One of the only upsides of unemployment, you’d think, would be the free time that you’d have to do things that can be tough to squeeze into a normal work day — like going to the gym, or gardening, or just walking around the grocery store.
But at least with men, the extra time doesn’t translate into more activity. A study conducted by researchers at the National Institute on Aging and published online in the American Journal of Preventive Medicine finds that even men employed in sedentary jobs ... get more daily physical activity than men unemployed for reasons other than poor health.

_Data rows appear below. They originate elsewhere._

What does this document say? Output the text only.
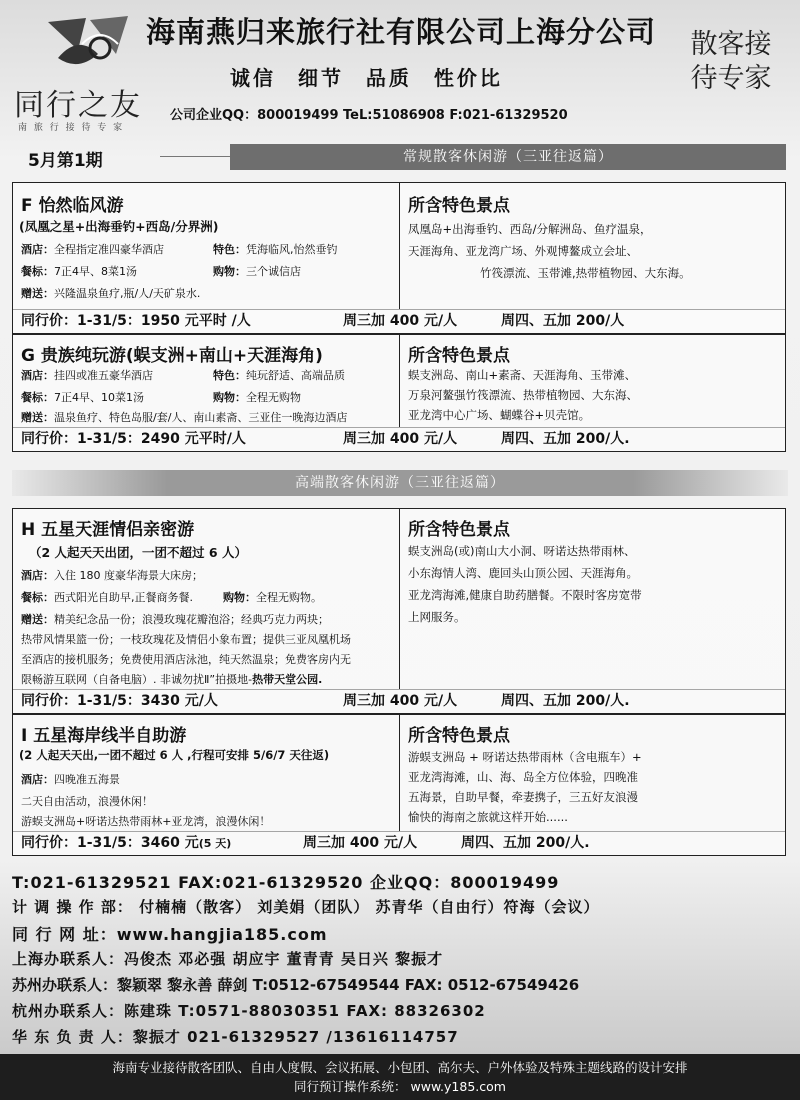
同行之友
南 旅 行 接 待 专 家
海南燕归来旅行社有限公司上海分公司
诚信 细节 品质 性价比
公司企业QQ：800019499 TeL:51086908 F:021-61329520
散客接
待专家
5月第1期	常规散客休闲游（三亚往返篇）
F 怡然临风游
(凤凰之星+出海垂钓+西岛/分界洲)
酒店：全程指定准四豪华酒店	特色：凭海临风,怡然垂钓
餐标：7正4早、8菜1汤	购物：三个诚信店
赠送：兴隆温泉鱼疗,瓶/人/天矿泉水.
所含特色景点
凤凰岛+出海垂钓、西岛/分解洲岛、鱼疗温泉，
天涯海角、亚龙湾广场、外观博鳌成立会址、
竹筏漂流、玉带滩,热带植物园、大东海。
同行价：1-31/5：1950 元平时 /人	周三加 400 元/人	周四、五加 200/人
G 贵族纯玩游(蜈支洲+南山+天涯海角)
酒店：挂四或准五豪华酒店	特色：纯玩舒适、高端品质
餐标：7正4早、10菜1汤	购物：全程无购物
赠送：温泉鱼疗、特色岛服/套/人、南山素斋、三亚住一晚海边酒店
所含特色景点
蜈支洲岛、南山+素斋、天涯海角、玉带滩、
万泉河鳌强竹筏漂流、热带植物园、大东海、
亚龙湾中心广场、蝴蝶谷+贝壳馆。
同行价：1-31/5：2490 元平时/人	周三加 400 元/人	周四、五加 200/人.
高端散客休闲游（三亚往返篇）
H 五星天涯情侣亲密游
（2 人起天天出团，一团不超过 6 人）
酒店：入住 180 度豪华海景大床房；
餐标：西式阳光自助早,正餐商务餐.	购物：全程无购物。
赠送：精美纪念品一份；浪漫玫瑰花瓣泡浴；经典巧克力两块；
热带风情果篮一份；一枝玫瑰花及情侣小象布置；提供三亚凤凰机场
至酒店的接机服务；免费使用酒店泳池，纯天然温泉；免费客房内无
限畅游互联网（自备电脑）. 非诚勿扰Ⅱ”拍摄地-热带天堂公园.
所含特色景点
蜈支洲岛(或)南山大小洞、呀诺达热带雨林、
小东海情人湾、鹿回头山顶公园、天涯海角。
亚龙湾海滩,健康自助药膳餐。不限时客房宽带
上网服务。
同行价：1-31/5：3430 元/人	周三加 400 元/人	周四、五加 200/人.
I 五星海岸线半自助游
(2 人起天天出,一团不超过 6 人 ,行程可安排 5/6/7 天往返)
酒店：四晚准五海景
二天自由活动，浪漫休闲！
游蜈支洲岛+呀诺达热带雨林+亚龙湾，浪漫休闲！
所含特色景点
游蜈支洲岛 + 呀诺达热带雨林（含电瓶车）+
亚龙湾海滩，山、海、岛全方位体验，四晚准
五海景，自助早餐，牵妻携子，三五好友浪漫
愉快的海南之旅就这样开始......
同行价：1-31/5：3460 元(5 天)	周三加 400 元/人	周四、五加 200/人.
T:021-61329521 FAX:021-61329520 企业QQ：800019499
计 调 操 作 部： 付楠楠（散客） 刘美娟（团队） 苏青华（自由行）符海（会议）
同 行 网 址：www.hangjia185.com
上海办联系人：冯俊杰 邓必强 胡应宇 董青青 吴日兴 黎振才
苏州办联系人：黎颖翠 黎永善 薛剑 T:0512-67549544 FAX: 0512-67549426
杭州办联系人：陈建珠 T:0571-88030351 FAX: 88326302
华 东 负 责 人：黎振才 021-61329527 /13616114757
海南专业接待散客团队、自由人度假、会议拓展、小包团、高尔夫、户外体验及特殊主题线路的设计安排
同行预订操作系统： www.y185.com
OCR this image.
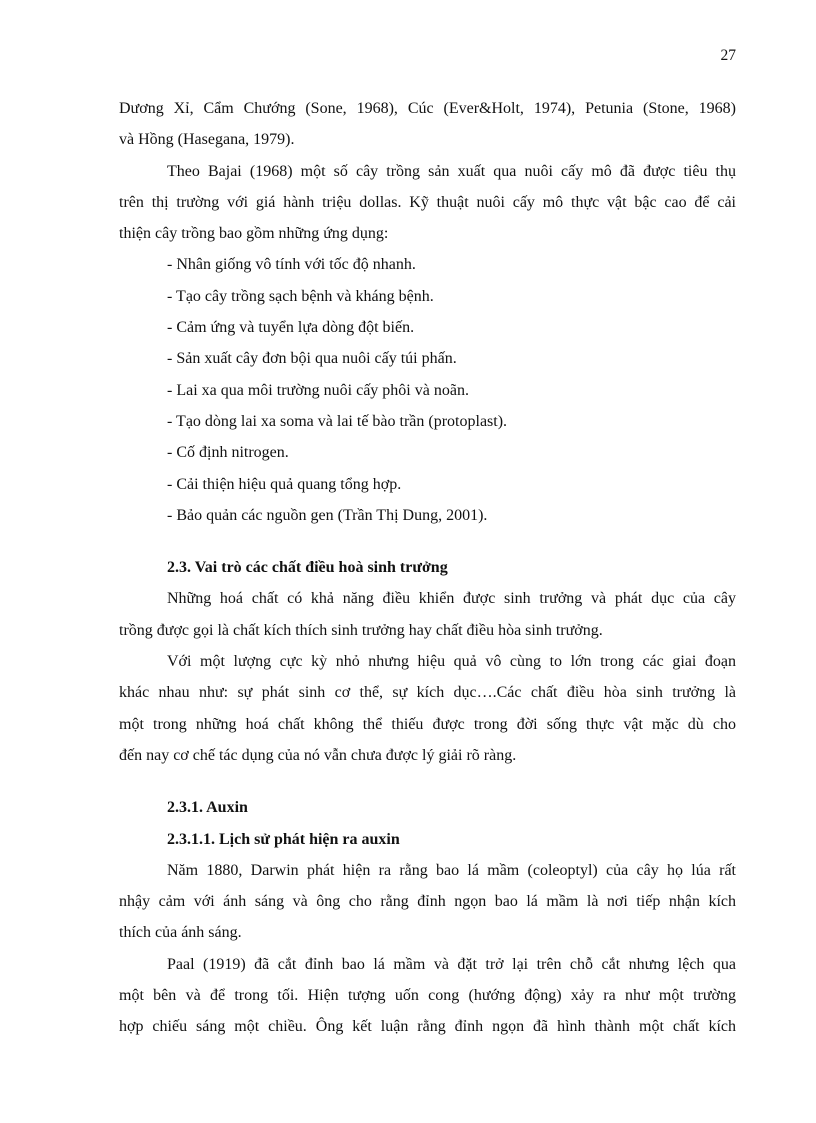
27

Dương Xỉ, Cẩm Chướng (Sone, 1968), Cúc (Ever&Holt, 1974), Petunia (Stone, 1968)

và Hồng (Hasegana, 1979).

Theo Bajai (1968) một số cây trồng sản xuất qua nuôi cấy mô đã được tiêu thụ

trên thị trường với giá hành triệu dollas. Kỹ thuật nuôi cấy mô thực vật bậc cao để cải

thiện cây trồng bao gồm những ứng dụng:

- Nhân giống vô tính với tốc độ nhanh.

- Tạo cây trồng sạch bệnh và kháng bệnh.

- Cảm ứng và tuyển lựa dòng đột biến.

- Sản xuất cây đơn bội qua nuôi cấy túi phấn.

- Lai xa qua môi trường nuôi cấy phôi và noãn.

- Tạo dòng lai xa soma và lai tế bào trần (protoplast).

- Cố định nitrogen.

- Cải thiện hiệu quả quang tổng hợp.

- Bảo quản các nguồn gen (Trần Thị Dung, 2001).

2.3. Vai trò các chất điều hoà sinh trưởng

Những hoá chất có khả năng điều khiển được sinh trưởng và phát dục của cây

trồng được gọi là chất kích thích sinh trưởng hay chất điều hòa sinh trưởng.

Với một lượng cực kỳ nhỏ nhưng hiệu quả vô cùng to lớn trong các giai đoạn

khác nhau như: sự phát sinh cơ thể, sự kích dục….Các chất điều hòa sinh trưởng là

một trong những hoá chất không thể thiếu được trong đời sống thực vật mặc dù cho

đến nay cơ chế tác dụng của nó vẫn chưa được lý giải rõ ràng.

2.3.1. Auxin

2.3.1.1. Lịch sử phát hiện ra auxin

Năm 1880, Darwin phát hiện ra rằng bao lá mầm (coleoptyl) của cây họ lúa rất

nhậy cảm với ánh sáng và ông cho rằng đỉnh ngọn bao lá mầm là nơi tiếp nhận kích

thích của ánh sáng.

Paal (1919) đã cắt đỉnh bao lá mầm và đặt trở lại trên chỗ cắt nhưng lệch qua

một bên và để trong tối. Hiện tượng uốn cong (hướng động) xảy ra như một trường

hợp chiếu sáng một chiều. Ông kết luận rằng đỉnh ngọn đã hình thành một chất kích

The notion is that the commute plays a role in the amount of physical activity you rack up in a day. Even men who had non-active jobs achieved a certain baseline of activity first thing in the morning that unemployed didn’t reach until noon, study co-author Dane Van Domelen, a post-baccalaureate fellow at the NIA, tells the Health Blog.
[...]
Our colleagues at the WSJ reported last year on Labor Department stats showing that as the unemployment rate rose, the average person aged 15 and up (employed, unemployed and retired) spent 17 fewer minutes at work every day. But that extra time went right to two of America’s greatest pastimes: TV (up 12 minutes) and sleep (up 6 minutes).
There was pretty much no change in the amount of time spent volunteering, participating in religious activities, exercising or participating in educational activities.